1. Field of the Invention
The present invention relates to a dye mordant composition containing a certain polymer compound useful in a silver halide photographic element.
2. Description of the Prior Art
It is well known in the photographic art that various kinds of polymer materials and mordants can be employed with the intention of preventing dyes from diffusing in a color image transfer element which comprises a support and a silver halide emulsion-containing layer. Image receiving elements containing mordants are described in, for example, U.S. Pat. Nos. 2,584,080 and 3,770,439. Certain, water-insoluble mordant polymers have already been produced as disclosed in U.S. Pat. No. 3,898,088. Mordants of this kind not only have excellent dye retention properties but also have extremely low diffusibility.
The use of these polymers as a mordant is accompanied by the disadvantage that they must be dissolved in a 40% by weight alcohol solution (and generally, in a methanol-water solution). The use of a large quantity of such alcohol solutions causes difficulties in that not only must extra expense be borne in order to eliminate the alcohols contained therein, but also another, different kind of coating process e.g., a coating process using a solution thereof in an organic solvent such as methanol, ethanol, etc. is required.
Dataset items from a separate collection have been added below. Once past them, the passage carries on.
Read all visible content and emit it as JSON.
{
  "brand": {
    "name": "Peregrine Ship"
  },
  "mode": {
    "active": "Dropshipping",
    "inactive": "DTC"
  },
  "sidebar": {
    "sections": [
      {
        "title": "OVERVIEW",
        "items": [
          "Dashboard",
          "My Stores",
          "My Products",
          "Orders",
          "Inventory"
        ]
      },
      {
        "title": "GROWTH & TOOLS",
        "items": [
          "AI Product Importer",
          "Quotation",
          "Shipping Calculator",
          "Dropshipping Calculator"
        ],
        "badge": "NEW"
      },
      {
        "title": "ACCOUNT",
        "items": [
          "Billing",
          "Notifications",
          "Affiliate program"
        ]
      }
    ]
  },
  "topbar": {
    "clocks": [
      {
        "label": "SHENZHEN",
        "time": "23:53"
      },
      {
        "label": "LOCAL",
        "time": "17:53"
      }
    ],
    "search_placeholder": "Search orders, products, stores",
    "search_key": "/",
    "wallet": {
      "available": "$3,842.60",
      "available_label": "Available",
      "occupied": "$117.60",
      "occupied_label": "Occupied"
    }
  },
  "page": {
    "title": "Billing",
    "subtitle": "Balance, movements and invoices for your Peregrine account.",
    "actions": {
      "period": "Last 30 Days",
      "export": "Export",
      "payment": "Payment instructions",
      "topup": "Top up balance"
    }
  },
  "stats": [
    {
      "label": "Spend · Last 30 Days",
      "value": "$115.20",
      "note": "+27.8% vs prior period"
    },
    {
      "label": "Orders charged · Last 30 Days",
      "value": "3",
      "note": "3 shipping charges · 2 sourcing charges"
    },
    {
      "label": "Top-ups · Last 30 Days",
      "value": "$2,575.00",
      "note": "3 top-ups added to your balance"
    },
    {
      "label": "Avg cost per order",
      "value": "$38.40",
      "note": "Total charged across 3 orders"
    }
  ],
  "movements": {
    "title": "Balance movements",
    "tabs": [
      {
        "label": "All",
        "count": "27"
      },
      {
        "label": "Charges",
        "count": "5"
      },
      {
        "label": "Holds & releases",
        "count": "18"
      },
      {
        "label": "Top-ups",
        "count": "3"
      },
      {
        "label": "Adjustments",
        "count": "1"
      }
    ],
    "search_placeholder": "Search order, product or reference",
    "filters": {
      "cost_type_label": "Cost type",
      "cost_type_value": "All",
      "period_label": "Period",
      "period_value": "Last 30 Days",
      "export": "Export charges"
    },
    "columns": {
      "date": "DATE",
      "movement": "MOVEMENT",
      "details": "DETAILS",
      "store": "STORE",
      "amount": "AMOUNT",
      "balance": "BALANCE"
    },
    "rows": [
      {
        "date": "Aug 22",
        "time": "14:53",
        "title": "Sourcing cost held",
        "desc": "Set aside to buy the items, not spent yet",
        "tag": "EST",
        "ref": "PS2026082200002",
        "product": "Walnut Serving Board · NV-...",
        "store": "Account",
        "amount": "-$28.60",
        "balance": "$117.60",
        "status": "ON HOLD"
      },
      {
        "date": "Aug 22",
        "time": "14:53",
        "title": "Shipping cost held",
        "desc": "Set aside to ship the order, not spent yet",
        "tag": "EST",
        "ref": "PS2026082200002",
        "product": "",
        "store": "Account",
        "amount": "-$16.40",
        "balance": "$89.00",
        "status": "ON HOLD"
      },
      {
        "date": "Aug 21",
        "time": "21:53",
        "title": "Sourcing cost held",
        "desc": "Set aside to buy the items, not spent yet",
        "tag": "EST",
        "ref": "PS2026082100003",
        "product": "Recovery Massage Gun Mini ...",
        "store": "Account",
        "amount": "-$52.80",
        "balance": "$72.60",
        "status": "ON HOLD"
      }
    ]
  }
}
In addition, it is difficult to form a homogeneous and uniform coating using conventional coating compositions because of the high viscosity of the coating composition containing such.
Further, the application of mordant polymers of this kind to an image receiving layer in the diffusion transfer process gives rise to a serious problem called the "after-transfer" phenomena, which term is used herein to describe the increase with the passage of time in the density of the transferred dye image beyond that necessary with the balance between the color densities of the image being destroyed.
On the other hand, mordant polymers which are disclosed in Japanese Patent Application (OPI) No. 71332/75 (corresponding to U.S. Patent Application Ser. No. 517,561, filed Oct. 24, 1974) do not give rise to the after-transfer phenomena, but a demordanting phenomena in a low pH range, e.g., about 2 to about 8, occurs to result in a reduction in the quality of the image due to the fading of the transferred dye image. Furthermore, when the mordant polymers used are hydrophilic, they have an additional disadvantage in that they diffuse into other layers because of their water soluble property in photographic layers.
As used herein, the term "demordanting phenomena" means the gradual decrease in the density of the transferred dye image with the passage of time.
Many investigations have been undertaken with the intention of discovering mordant polymers which are capable of strongly mordanting dyes, which are essentially non-diffusible and with which the after-transfer phenomena does not occur.